La fédération luxembourgeoise a-t-elle pris des cours de machiavélisme? En tout cas, la presse sportive du pays ne s’étonne même plus quand le sélectionneur nomme Gerson Rodrigues dans son groupe pour les prochains matches amicaux. Pas étonnant : depuis des années qu’ont commencé les ennuis judiciaires du meilleur buteur de l’histoire du pays, quand on demande à Luc Holtz s’il s’estime en droit de l’appeler, il répond que son conseil d’administration ne lui a pas interdit de le faire, et quand on demande au conseil d’administration, ce dernier répond que c’est au sélectionneur de trancher en son âme et conscience. Bref, quand il s’agit de se positionner sur une éthique et de parler du devoir d’exemplarité des joueurs qui portent le maillot du pays, tout le monde regarde chez le voisin. Et c’est très pratique : les journalistes finissent par arrêter de s’en soucier.

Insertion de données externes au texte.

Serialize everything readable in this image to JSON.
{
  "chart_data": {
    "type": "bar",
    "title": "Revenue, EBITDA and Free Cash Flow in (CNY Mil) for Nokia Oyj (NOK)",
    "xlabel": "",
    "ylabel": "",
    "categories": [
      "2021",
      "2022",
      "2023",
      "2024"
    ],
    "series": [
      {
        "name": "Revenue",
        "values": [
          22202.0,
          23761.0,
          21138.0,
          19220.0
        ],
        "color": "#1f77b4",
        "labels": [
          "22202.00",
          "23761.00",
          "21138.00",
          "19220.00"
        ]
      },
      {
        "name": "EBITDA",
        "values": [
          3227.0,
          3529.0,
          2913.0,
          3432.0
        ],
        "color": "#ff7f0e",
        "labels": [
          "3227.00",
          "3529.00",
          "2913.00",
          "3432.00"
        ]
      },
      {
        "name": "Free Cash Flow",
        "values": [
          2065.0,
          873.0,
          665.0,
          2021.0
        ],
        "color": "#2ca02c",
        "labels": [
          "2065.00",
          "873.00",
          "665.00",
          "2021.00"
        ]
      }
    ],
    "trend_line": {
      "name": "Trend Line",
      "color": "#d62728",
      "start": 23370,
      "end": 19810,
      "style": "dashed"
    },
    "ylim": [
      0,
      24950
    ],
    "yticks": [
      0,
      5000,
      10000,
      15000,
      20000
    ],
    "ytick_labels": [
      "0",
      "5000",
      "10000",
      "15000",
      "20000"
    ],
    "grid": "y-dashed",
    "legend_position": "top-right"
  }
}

Les Bleus n’ont-ils pas confirmé Benzema quand il avait été associé au scandale des relations sexuelles avec une prostituée mineure? Et le XV de France n’avait-il pas rappelé récemment un de ses joueurs condamné pour violences à caractère raciste? Un joueur de beach-volley néerlandais, condamné pour viol sur une fillette de 12 ans, n’était-il pas sélectionné aux derniers JO? Visiblement, le monde du sport est imperméable par essence aux faits de société et il se permet unilatéralement de sacrifier beaucoup de principes moraux sur l’autel de la performance. En tout cas dès que l’image du pays est en jeu. Pourquoi le Luxembourg ferait-il exception, lui dont le ministère des Sports est bien silencieux sur le sujet?
Sauf que voilà, aujourd’hui, la société civile, elle, commence à demander des comptes. Des députés de différents partis s’étaient insurgés après la première instance. Les jeunes de déi Lénk ont embrayé, vendredi, jugeant inadmissible que l’on puisse se permettre de sélectionner Gerson Rodrigues, dont la peine a été confirmée en appel. L’association La Voix des survivant(e)s, elle, s’indigne qu’on puisse valider la présence d’un garçon condamné à 18 mois de prison avec sursis pour «violences conjugales et coups et blessures». Pourtant, le public continue de scander son nom au stade et les enfants de solliciter ses autographes. Apparemment, dans ce pays, certains accusés ont le droit d’écrire le récit national. Suffit de fermer les yeux.